Physical Description
Black-footed ferrets' color and markings blend well with grassland soils and plants, making them well adapted to their prairie environment. They are slender, wiry animals with a black facemask, black feet and a black-tipped tail. The rest of their body is short and sleek, with fur that is a yellow-buff color, lighter on the belly and nearly white on the forehead, muzzle and throat. Their legs are short with large front paws and claws developed for digging. Black footed ferrets' large ears and eyes suggest that they have acute hearing and sight, but smell is probably their most important sense for hunting prey underground in the dark.
Size
They are about the size of a mink—18 to 24 inches (46 to 61 centimeters) long, including a 5 to 6 inch (13 to 15 centimeters) tail. They weigh 1.5 to 2.5 pounds (around 1 kilograms) with males being slightly larger than females.
Native Habitat
Black-footed ferrets once ranged throughout the North American Great Plains wherever prairie dog colonies thrived, from southern Canada to northern Mexico. Today, they have been reintroduced into parts of their former range in Wyoming, South Dakota, Montana and Arizona.
Communication
Black-footed ferrets are very vocal. A loud chatter is used as an alarm call. A hiss is used to show agitation or fear, and females use whimpering sounds to encourage the young to follow. Male ferrets often "chortle" to females during breeding.
Food/Eating Habits
Ferrets have a high metabolic rate and require large quantities of food in proportion to their body size. Food requirements vary with the seasons and among individual ferrets, but they generally consume one prairie dog every three or four days.

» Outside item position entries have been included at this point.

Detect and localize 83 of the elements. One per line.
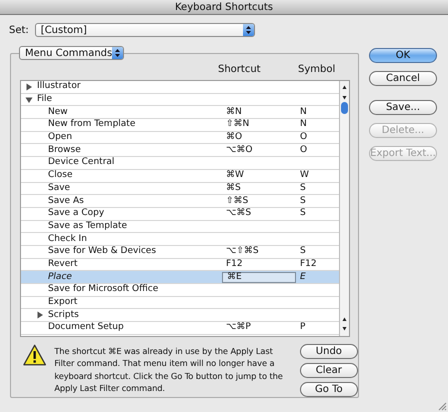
shortcut-row[interactable]: Save a Copy ⌥⌘S S: [21, 208, 339, 221]
window-title: Keyboard Shortcuts: [175, 2, 273, 12]
set-label: Set:: [9, 24, 29, 36]
shortcut-row[interactable]: Save ⌘S S: [21, 182, 339, 196]
shortcut-text: F12: [226, 258, 243, 269]
symbol-text: N: [300, 119, 307, 130]
command-name: Document Setup: [48, 322, 124, 334]
command-name: Save for Microsoft Office: [48, 284, 158, 296]
dialog-button[interactable]: Cancel: [369, 71, 437, 86]
symbol-text: N: [300, 106, 307, 117]
shortcut-text: ⌘O: [226, 132, 242, 142]
command-name: Open: [48, 132, 72, 144]
column-header: Symbol: [298, 64, 336, 77]
shortcut-row[interactable]: Save for Web & Devices ⌥⇧⌘S S: [21, 246, 339, 259]
collapsed-triangle-icon[interactable]: [25, 82, 33, 91]
dropdown[interactable]: Menu Commands: [19, 46, 124, 60]
shortcut-row[interactable]: Export: [21, 296, 339, 310]
symbol-text: S: [300, 196, 306, 206]
command-name: Export: [48, 297, 78, 308]
up-down-arrows-icon: [112, 47, 124, 59]
shortcut-row[interactable]: Browse ⌥⌘O O: [21, 144, 339, 158]
command-name: New from Template: [48, 119, 136, 130]
symbol-text: O: [300, 144, 308, 155]
symbol-text: S: [300, 208, 306, 218]
expanded-triangle-icon[interactable]: [25, 96, 33, 104]
symbol-text: S: [300, 182, 306, 193]
dialog-button[interactable]: Save...: [369, 100, 437, 115]
dropdown[interactable]: [Custom]: [34, 23, 255, 37]
shortcut-input-field[interactable]: ⌘E: [222, 272, 296, 283]
warning-icon: [23, 344, 46, 366]
command-name: New: [48, 106, 68, 118]
warning-message: The shortcut ⌘E was already in use by the Apply Last Filter command. That menu item will no longer have a keyboard shortcut. Click the Go To button to jump to the Apply Last Filter command.: [54, 345, 284, 396]
resize-grip-icon[interactable]: [437, 401, 447, 411]
command-name: Save: [48, 182, 70, 194]
shortcut-text: ⌘N: [226, 106, 242, 117]
command-name: Save As: [48, 196, 84, 207]
shortcut-text: ⇧⌘S: [226, 196, 248, 206]
shortcut-row[interactable]: New ⌘N N: [21, 106, 339, 120]
shortcut-text: ⌥⌘P: [226, 322, 251, 332]
shortcut-row[interactable]: Document Setup ⌥⌘P P: [21, 322, 339, 335]
command-name: Close: [48, 170, 73, 182]
shortcut-row[interactable]: Open ⌘O O: [21, 132, 339, 144]
symbol-text: W: [300, 170, 309, 180]
symbol-text: P: [300, 322, 306, 332]
command-name: Illustrator: [37, 81, 81, 92]
ok-button[interactable]: OK: [369, 48, 437, 63]
command-name: Browse: [48, 144, 81, 156]
command-name: Check In: [48, 234, 87, 245]
collapsed-triangle-icon[interactable]: [36, 311, 44, 320]
command-name: Save a Copy: [48, 208, 104, 220]
shortcut-row[interactable]: Save for Microsoft Office: [21, 284, 339, 297]
shortcut-text: ⌥⌘O: [226, 144, 252, 155]
shortcut-row[interactable]: File: [21, 94, 339, 106]
command-name: Scripts: [48, 310, 79, 321]
up-down-arrows-icon: [242, 24, 254, 36]
symbol-text: S: [300, 246, 306, 256]
shortcut-text: ⌥⌘S: [226, 208, 252, 218]
shortcut-row[interactable]: Scripts: [21, 309, 339, 322]
shortcut-row[interactable]: Save As ⇧⌘S S: [21, 195, 339, 208]
shortcut-text: ⌥⇧⌘S: [226, 246, 259, 256]
command-name: Device Central: [48, 157, 114, 168]
symbol-text: F12: [300, 258, 317, 269]
warning-action-button[interactable]: Undo: [300, 344, 358, 359]
shortcut-row[interactable]: New from Template ⇧⌘N N: [21, 119, 339, 132]
shortcut-row[interactable]: Device Central: [21, 157, 339, 170]
shortcut-row[interactable]: Place ⌘E E: [21, 271, 339, 284]
shortcut-text: ⌘S: [226, 182, 241, 193]
shortcut-row[interactable]: Close ⌘W W: [21, 170, 339, 182]
command-name: Place: [48, 272, 72, 283]
shortcut-row[interactable]: Illustrator: [21, 81, 339, 94]
command-name: Revert: [48, 258, 78, 270]
command-name: Save for Web & Devices: [48, 246, 156, 258]
shortcut-row[interactable]: Check In: [21, 233, 339, 246]
symbol-text: E: [300, 272, 306, 282]
command-name: File: [37, 94, 52, 106]
command-name: Save as Template: [48, 220, 128, 232]
shortcut-text: ⌘W: [226, 170, 244, 180]
shortcut-text: ⇧⌘N: [226, 119, 250, 130]
warning-action-button[interactable]: Clear: [300, 363, 358, 378]
warning-action-button[interactable]: Go To: [300, 382, 358, 397]
column-header: Shortcut: [218, 64, 262, 77]
symbol-text: O: [300, 132, 308, 142]
shortcut-row[interactable]: Save as Template: [21, 220, 339, 234]
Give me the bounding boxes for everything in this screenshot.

In the wild, 90 percent of black-footed ferrets' diet is prairie dogs. One ferret may eat over 100 prairie dogs in a year, and scientists calculate that one ferret family needs more than 250 prairie dogs each year. The remainder of their diet includes mice, rats, ground squirrels, rabbits, birds and occasionally reptiles and insects.
The Smithsonian's National Zoo's black-footed ferret is fed a commercial carnivore meat mix, mice, and rats.
Social Structure
Black-footed ferrets lead solitary lives, except during the breeding season or when females are caring for young.
Reproduction and Development
Breeding activity generally occurs in March and April; after a gestation period of 41 to 43 days, a litter of kits is born. The average litter size is three to four young, but single kits, as well as litters of nine or ten, have been recorded. Only the female cares for the young. The kits are born blind and helpless, weighing only 0.2 to 0.3 ounces (5 to 9 gram) at birth, with thin, white hair covering their bodies. Their dark markings appear at about 3 weeks of age and young kits begin to open their eyes about 35 days after birth. Black-footed ferret kits develop very rapidly and become increasingly active after their eyes open.
Kits are about three-quarters grown by July when they first venture above ground. Long after they stop nursing, they depend on their mother for meals of meat. By late summer, the female leaves her kits in separate burrows during the day and gathers them together at night to hunt. Eventually, the young begin to hunt alone, and by September are usually independent and solitary. Ferrets become sexually mature at 1 year of age, and their peak reproductive period is at about 3 to 4 years.
Sleep Habits
Black-footed ferrets are primarily nocturnal. They spend most of their time underground in prairie dog burrows, typically spending only a few minutes above ground each day during the first few hours following sunrise to hunt or find new burrows or mates.
In burrows, they sleep, catch their food, escape from predators and harsh weather, and give birth to their young. Ferrets do not hibernate, but in winter, the amount of time they are active and the distances they travel decrease substantially. They have been found to remain underground in the same burrow system for a week at a time in winter. Males are more active than females: males tend to travel about double the distance that females do.
Lifespan
Few black-footed ferrets live beyond 3-4 years of age in the wild. They typically live to be about 4 years old in human care.